Better than application-embedded rate limiting at the same rps. Envoy manages traffic externally, preventing internal saturation.
Unexpected traffic
Simulating crawler spikes mid-test:
rampUsers(30).during(60.seconds),
constantUsersPerSec(30).during(60.seconds).randomized,
rampUsersPerSec(30).to(82).during(4.minutes),
constantUsersPerSec(82).during(120.seconds).randomized,
rampUsersPerSec(82).to(170).during(10.seconds), // spike
constantUsersPerSec(82).during(120.seconds).randomized,
rampUsersPerSec(82).to(130).during(20.seconds),
constantUsersPerSec(333).during(2.seconds), // spike
constantUsersPerSec(333).during(10.seconds), // sustained spike
3 pod start - hpa 26rps - rate-limit 27 internal

Mix of 429s and 5xxs. System unstable during spikes.
[optimal] 3 pod start - hpa 26rps - rate-limit 27 - envoy

No issues. Envoy absorbs the spikes externally. Python app never sees the overload.
Conclusions
HPA
While a single pod can sustain 33 rps in isolation, autoscaling scenarios reduce this threshold. Applications should operate at ~65% of maximum single-pod capacity before triggering scale events.
The Gatling “active users” metric is more representative of application stress than traditional flask_http_request_duration_seconds_count.
Rate Limit
Can rate limiting increase capacity during autoscaling? No — or minimally. It allows ~5% more rps but increases sensitivity. Rate limiting and HPA fight each other if not carefully tuned.
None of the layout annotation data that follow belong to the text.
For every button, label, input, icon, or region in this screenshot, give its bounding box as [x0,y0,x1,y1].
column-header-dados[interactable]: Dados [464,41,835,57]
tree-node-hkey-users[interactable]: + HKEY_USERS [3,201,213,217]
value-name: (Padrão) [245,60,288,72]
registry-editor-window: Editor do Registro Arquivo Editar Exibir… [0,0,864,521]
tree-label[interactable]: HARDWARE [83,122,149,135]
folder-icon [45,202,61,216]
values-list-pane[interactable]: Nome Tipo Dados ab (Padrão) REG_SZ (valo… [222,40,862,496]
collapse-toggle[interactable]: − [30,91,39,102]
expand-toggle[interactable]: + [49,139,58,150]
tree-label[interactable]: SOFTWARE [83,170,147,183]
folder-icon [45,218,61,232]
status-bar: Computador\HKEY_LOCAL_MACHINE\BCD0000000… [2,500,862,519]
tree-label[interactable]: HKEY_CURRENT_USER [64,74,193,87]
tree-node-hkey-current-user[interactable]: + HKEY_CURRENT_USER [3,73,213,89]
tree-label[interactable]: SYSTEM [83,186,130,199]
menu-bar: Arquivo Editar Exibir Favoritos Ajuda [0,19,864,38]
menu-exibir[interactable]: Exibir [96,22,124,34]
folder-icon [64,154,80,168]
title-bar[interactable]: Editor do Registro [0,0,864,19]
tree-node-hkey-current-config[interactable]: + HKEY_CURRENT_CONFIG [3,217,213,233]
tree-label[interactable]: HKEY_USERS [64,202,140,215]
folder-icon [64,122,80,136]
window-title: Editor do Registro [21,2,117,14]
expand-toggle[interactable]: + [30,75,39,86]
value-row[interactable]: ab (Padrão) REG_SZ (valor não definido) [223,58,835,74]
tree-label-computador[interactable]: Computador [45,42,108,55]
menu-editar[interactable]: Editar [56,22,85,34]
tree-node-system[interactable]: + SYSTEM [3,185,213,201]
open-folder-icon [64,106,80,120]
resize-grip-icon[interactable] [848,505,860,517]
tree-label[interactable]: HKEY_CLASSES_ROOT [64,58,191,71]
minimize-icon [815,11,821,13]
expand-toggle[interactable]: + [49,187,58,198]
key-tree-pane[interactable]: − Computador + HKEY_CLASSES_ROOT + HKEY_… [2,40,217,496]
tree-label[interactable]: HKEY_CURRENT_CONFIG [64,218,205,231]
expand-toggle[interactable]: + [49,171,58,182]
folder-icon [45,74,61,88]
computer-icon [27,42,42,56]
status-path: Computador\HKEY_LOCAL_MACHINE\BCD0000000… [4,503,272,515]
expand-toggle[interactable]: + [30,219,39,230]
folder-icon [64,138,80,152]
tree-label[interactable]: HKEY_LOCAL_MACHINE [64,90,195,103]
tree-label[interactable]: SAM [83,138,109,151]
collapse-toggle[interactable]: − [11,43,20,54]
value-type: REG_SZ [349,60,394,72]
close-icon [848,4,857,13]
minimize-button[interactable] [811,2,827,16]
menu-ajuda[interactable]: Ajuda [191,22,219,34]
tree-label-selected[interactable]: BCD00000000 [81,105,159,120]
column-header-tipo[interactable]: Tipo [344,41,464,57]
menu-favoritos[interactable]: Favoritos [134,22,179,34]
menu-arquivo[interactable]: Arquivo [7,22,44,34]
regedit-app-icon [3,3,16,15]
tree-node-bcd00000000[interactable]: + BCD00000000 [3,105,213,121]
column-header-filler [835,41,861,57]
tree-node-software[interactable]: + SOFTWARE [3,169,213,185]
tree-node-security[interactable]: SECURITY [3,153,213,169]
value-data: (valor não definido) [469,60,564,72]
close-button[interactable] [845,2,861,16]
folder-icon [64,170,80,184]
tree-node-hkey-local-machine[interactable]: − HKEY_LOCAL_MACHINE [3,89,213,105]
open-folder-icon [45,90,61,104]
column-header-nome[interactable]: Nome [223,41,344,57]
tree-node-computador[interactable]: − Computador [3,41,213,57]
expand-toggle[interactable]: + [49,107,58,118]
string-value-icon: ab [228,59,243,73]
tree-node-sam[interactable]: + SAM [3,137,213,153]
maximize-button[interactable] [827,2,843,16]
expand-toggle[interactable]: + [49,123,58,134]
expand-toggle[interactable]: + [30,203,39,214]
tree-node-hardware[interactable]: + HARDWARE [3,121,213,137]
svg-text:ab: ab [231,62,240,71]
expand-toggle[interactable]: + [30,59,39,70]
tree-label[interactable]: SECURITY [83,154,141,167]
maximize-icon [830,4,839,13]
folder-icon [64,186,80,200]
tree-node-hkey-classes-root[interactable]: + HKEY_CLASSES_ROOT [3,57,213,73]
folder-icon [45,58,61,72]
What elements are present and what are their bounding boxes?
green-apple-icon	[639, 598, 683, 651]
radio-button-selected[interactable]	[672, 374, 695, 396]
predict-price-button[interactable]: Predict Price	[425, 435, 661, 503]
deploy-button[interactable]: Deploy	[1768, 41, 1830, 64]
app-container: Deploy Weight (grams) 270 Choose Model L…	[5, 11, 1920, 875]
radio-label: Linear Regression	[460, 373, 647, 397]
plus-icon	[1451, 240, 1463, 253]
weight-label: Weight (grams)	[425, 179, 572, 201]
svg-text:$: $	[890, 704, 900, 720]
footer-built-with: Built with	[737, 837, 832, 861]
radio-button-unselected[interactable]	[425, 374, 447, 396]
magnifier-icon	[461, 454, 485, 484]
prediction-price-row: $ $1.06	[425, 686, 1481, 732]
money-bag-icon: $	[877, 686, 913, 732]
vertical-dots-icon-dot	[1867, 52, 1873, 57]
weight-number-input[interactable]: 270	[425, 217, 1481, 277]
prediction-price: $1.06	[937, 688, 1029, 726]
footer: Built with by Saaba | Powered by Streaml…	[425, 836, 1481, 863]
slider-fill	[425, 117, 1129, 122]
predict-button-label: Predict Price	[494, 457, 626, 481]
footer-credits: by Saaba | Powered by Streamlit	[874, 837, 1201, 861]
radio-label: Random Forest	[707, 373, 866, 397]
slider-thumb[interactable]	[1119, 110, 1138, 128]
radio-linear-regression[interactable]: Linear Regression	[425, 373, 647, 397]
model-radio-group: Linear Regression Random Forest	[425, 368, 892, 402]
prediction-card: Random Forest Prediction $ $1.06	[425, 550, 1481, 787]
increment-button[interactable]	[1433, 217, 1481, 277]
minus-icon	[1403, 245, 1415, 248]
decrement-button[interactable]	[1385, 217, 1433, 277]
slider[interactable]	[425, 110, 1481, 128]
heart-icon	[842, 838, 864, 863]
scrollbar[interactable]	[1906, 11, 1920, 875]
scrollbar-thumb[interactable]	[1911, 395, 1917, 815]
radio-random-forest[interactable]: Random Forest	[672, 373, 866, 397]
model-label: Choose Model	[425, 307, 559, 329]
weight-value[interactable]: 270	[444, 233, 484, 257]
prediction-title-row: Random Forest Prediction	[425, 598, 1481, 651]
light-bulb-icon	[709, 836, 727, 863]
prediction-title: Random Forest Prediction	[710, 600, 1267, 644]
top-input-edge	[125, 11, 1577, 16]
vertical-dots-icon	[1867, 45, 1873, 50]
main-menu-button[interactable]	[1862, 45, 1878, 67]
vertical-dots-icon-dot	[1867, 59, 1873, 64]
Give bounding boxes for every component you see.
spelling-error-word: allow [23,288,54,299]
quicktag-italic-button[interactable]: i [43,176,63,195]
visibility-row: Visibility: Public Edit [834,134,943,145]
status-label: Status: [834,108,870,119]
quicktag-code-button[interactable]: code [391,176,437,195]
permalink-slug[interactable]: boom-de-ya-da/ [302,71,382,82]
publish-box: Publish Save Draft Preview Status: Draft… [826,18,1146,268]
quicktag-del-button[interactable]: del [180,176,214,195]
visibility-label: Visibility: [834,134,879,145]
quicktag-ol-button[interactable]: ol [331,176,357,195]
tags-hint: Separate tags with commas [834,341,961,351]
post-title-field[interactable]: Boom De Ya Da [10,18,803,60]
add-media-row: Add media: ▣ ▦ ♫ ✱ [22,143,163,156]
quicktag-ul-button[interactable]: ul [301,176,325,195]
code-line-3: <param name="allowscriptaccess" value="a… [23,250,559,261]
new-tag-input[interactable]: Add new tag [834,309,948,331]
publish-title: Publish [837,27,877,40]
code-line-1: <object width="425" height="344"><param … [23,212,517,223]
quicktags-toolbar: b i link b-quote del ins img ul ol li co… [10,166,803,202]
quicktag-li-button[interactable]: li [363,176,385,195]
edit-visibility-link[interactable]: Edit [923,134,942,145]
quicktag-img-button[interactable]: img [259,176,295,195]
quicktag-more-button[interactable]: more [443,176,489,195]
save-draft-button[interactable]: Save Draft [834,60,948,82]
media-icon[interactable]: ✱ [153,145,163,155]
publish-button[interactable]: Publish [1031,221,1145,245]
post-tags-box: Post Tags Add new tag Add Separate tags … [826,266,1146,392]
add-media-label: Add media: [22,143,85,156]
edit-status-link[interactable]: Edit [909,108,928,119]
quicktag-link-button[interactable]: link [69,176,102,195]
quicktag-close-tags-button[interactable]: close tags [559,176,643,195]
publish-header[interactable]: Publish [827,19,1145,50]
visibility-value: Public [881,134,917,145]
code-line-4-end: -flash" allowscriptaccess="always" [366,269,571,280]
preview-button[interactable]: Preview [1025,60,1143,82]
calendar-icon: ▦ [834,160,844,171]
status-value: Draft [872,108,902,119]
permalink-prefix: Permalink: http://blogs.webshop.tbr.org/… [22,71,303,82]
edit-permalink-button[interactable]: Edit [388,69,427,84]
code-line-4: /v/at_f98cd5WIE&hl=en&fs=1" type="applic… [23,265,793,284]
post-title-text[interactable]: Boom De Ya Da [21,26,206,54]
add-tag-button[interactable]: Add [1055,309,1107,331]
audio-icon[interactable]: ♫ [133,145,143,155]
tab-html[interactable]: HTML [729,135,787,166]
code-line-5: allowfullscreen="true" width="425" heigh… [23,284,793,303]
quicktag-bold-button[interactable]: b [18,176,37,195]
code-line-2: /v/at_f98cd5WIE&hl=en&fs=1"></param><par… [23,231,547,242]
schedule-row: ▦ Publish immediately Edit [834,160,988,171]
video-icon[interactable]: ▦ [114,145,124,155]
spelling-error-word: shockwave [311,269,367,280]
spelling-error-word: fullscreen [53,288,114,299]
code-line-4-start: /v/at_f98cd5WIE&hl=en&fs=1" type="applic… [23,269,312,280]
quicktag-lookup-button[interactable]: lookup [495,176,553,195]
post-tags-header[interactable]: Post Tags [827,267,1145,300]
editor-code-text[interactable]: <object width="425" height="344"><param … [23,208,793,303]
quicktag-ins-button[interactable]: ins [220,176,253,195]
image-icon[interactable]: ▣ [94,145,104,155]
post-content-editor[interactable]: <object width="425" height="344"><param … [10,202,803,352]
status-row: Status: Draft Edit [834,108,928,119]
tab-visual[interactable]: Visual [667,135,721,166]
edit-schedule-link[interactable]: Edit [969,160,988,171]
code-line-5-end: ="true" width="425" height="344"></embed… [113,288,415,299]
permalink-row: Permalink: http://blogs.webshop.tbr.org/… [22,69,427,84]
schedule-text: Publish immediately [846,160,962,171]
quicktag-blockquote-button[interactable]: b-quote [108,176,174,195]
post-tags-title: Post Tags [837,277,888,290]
Can rate limiting handle unexpected traffic? Yes. This is the ideal use case. External rate limiting (Envoy, API Gateway, WAF) outperforms application-embedded rate limiting because it manages traffic before it enters the application’s resource pool.
Both
- Do not use the same metric to drive both HPA and rate limiting
- Both operate on rps thresholds but with different profiling approaches
- Treat them as complementary, not competing
Costs
Unexpected traffic sources:
- ~5%: Internal deployments, batch jobs
- ~95%: External calls via public/private endpoints → WAF or API Gateway rate limiting
As resource optimization increases, corner cases multiply. Evaluate rate limiting concepts carefully against cost-saving goals. A system at 100% capacity has no margin for legitimate traffic spikes.